Он встал у стены: психиатру ли удивляться припадкам и агрессивности? Посмотрим, что у нее получится...
- Мы не имеем права соединять пациентов с такими лицами, нам запрещено.
- Он сам разрешил мне обращаться в любое время, скажите - Мария из десятого мегаполиса!
- Нам запрещено, положите трубку!
- Скоты! Он загонит вас на Орлиное плато! Эй, эй!..
Психиатр погладил ее по рукаву, легко подталкивая к двери. Про себя отметил: невменяема.
На следующий день она, тихая и подобострастная, пыталась задобрить его улыбкой.
- Видите ли, у меня идея особого государственного значения, о которой немедленно должен знать Главный Организатор.
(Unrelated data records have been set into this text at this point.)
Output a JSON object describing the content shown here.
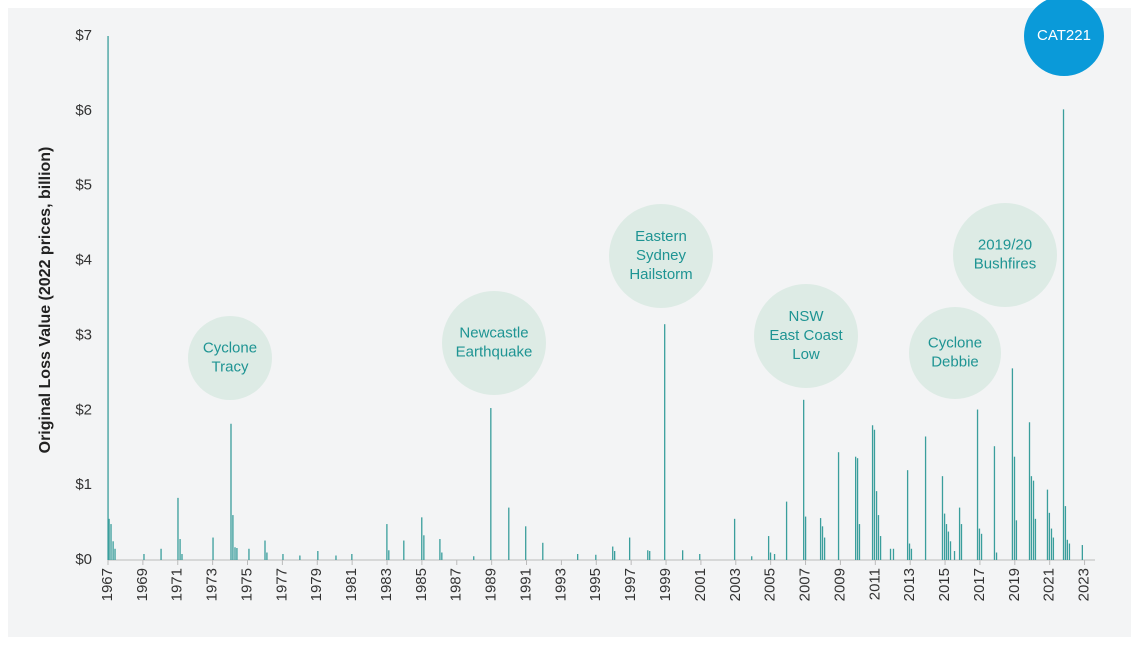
{
  "chart_data": {
    "type": "bar",
    "y_label": "Original Loss Value (2022 prices, billion)",
    "color": "#3a9e9c",
    "xlim": [
      1967,
      2024
    ],
    "xticks": [
      1967,
      1969,
      1971,
      1973,
      1975,
      1977,
      1979,
      1981,
      1983,
      1985,
      1987,
      1989,
      1991,
      1993,
      1995,
      1997,
      1999,
      2001,
      2003,
      2005,
      2007,
      2009,
      2011,
      2013,
      2015,
      2017,
      2019,
      2021,
      2023
    ],
    "ylim": [
      0,
      7
    ],
    "yticks": [
      {
        "value": 0,
        "label": "$0"
      },
      {
        "value": 1,
        "label": "$1"
      },
      {
        "value": 2,
        "label": "$2"
      },
      {
        "value": 3,
        "label": "$3"
      },
      {
        "value": 4,
        "label": "$4"
      },
      {
        "value": 5,
        "label": "$5"
      },
      {
        "value": 6,
        "label": "$6"
      },
      {
        "value": 7,
        "label": "$7"
      }
    ],
    "x": [
      1967.0,
      1967.06,
      1967.17,
      1967.29,
      1967.4,
      1969.06,
      1970.04,
      1971.01,
      1971.13,
      1971.24,
      1973.02,
      1974.05,
      1974.16,
      1974.28,
      1974.39,
      1975.08,
      1976.0,
      1976.11,
      1977.03,
      1978.0,
      1979.03,
      1980.07,
      1980.98,
      1982.99,
      1983.1,
      1983.96,
      1984.99,
      1985.11,
      1986.03,
      1986.14,
      1987.97,
      1988.95,
      1989.98,
      1990.95,
      1991.93,
      1993.93,
      1994.97,
      1995.94,
      1996.05,
      1996.91,
      1997.95,
      1998.06,
      1998.92,
      1999.95,
      2000.93,
      2002.93,
      2003.91,
      2004.88,
      2004.99,
      2005.22,
      2005.91,
      2006.89,
      2007.0,
      2007.86,
      2007.97,
      2008.09,
      2008.89,
      2009.87,
      2009.98,
      2010.09,
      2010.84,
      2010.95,
      2011.07,
      2011.18,
      2011.3,
      2011.87,
      2012.04,
      2012.85,
      2012.96,
      2013.07,
      2013.88,
      2014.85,
      2014.97,
      2015.08,
      2015.19,
      2015.31,
      2015.54,
      2015.83,
      2015.94,
      2016.86,
      2016.97,
      2017.09,
      2017.83,
      2017.95,
      2018.86,
      2018.98,
      2019.09,
      2019.84,
      2019.95,
      2020.07,
      2020.18,
      2020.87,
      2020.98,
      2021.1,
      2021.21,
      2021.79,
      2021.9,
      2022.01,
      2022.13,
      2022.87
    ],
    "values": [
      7.0,
      0.55,
      0.48,
      0.25,
      0.15,
      0.08,
      0.15,
      0.83,
      0.28,
      0.08,
      0.3,
      1.82,
      0.6,
      0.17,
      0.16,
      0.15,
      0.26,
      0.1,
      0.08,
      0.06,
      0.12,
      0.06,
      0.08,
      0.48,
      0.13,
      0.26,
      0.57,
      0.33,
      0.28,
      0.1,
      0.05,
      2.03,
      0.7,
      0.45,
      0.23,
      0.08,
      0.07,
      0.18,
      0.12,
      0.3,
      0.13,
      0.12,
      3.15,
      0.13,
      0.08,
      0.55,
      0.05,
      0.32,
      0.1,
      0.08,
      0.78,
      2.14,
      0.58,
      0.56,
      0.45,
      0.3,
      1.44,
      1.38,
      1.36,
      0.48,
      1.8,
      1.74,
      0.92,
      0.6,
      0.32,
      0.15,
      0.15,
      1.2,
      0.22,
      0.15,
      1.65,
      1.12,
      0.62,
      0.48,
      0.38,
      0.25,
      0.12,
      0.7,
      0.48,
      2.01,
      0.42,
      0.35,
      1.52,
      0.1,
      2.56,
      1.38,
      0.53,
      1.84,
      1.12,
      1.06,
      0.55,
      0.94,
      0.63,
      0.42,
      0.3,
      6.02,
      0.72,
      0.27,
      0.22,
      0.2
    ],
    "annotations": [
      {
        "lines": [
          "Cyclone",
          "Tracy"
        ]
      },
      {
        "lines": [
          "Newcastle",
          "Earthquake"
        ]
      },
      {
        "lines": [
          "Eastern",
          "Sydney",
          "Hailstorm"
        ]
      },
      {
        "lines": [
          "NSW",
          "East Coast",
          "Low"
        ]
      },
      {
        "lines": [
          "Cyclone",
          "Debbie"
        ]
      },
      {
        "lines": [
          "2019/20",
          "Bushfires"
        ]
      },
      {
        "lines": [
          "CAT221"
        ]
      }
    ]
  }
}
Я могу умереть, государству будет урон...
- Передавать какие-либо идеи запрещено! Изложите письменно!
- Но предварительно я должна поговорить с Главным...
- Запрещено!
- Изверги! У вас нет сердца, у вас нет души!
Она колотила по аппарату, врач едва унял ее и вывел из кабинета.
Прошли сутки, психиатр ждал и слегка нервничал. Все же она пришла. На ее лице угадывалась надежда. Он сжалился, он взялся за аппарат, но она покачала головой и указала на него. Он занервничал сильнее: разговаривать с такой персоной, как Методист, ему еще не приходилось.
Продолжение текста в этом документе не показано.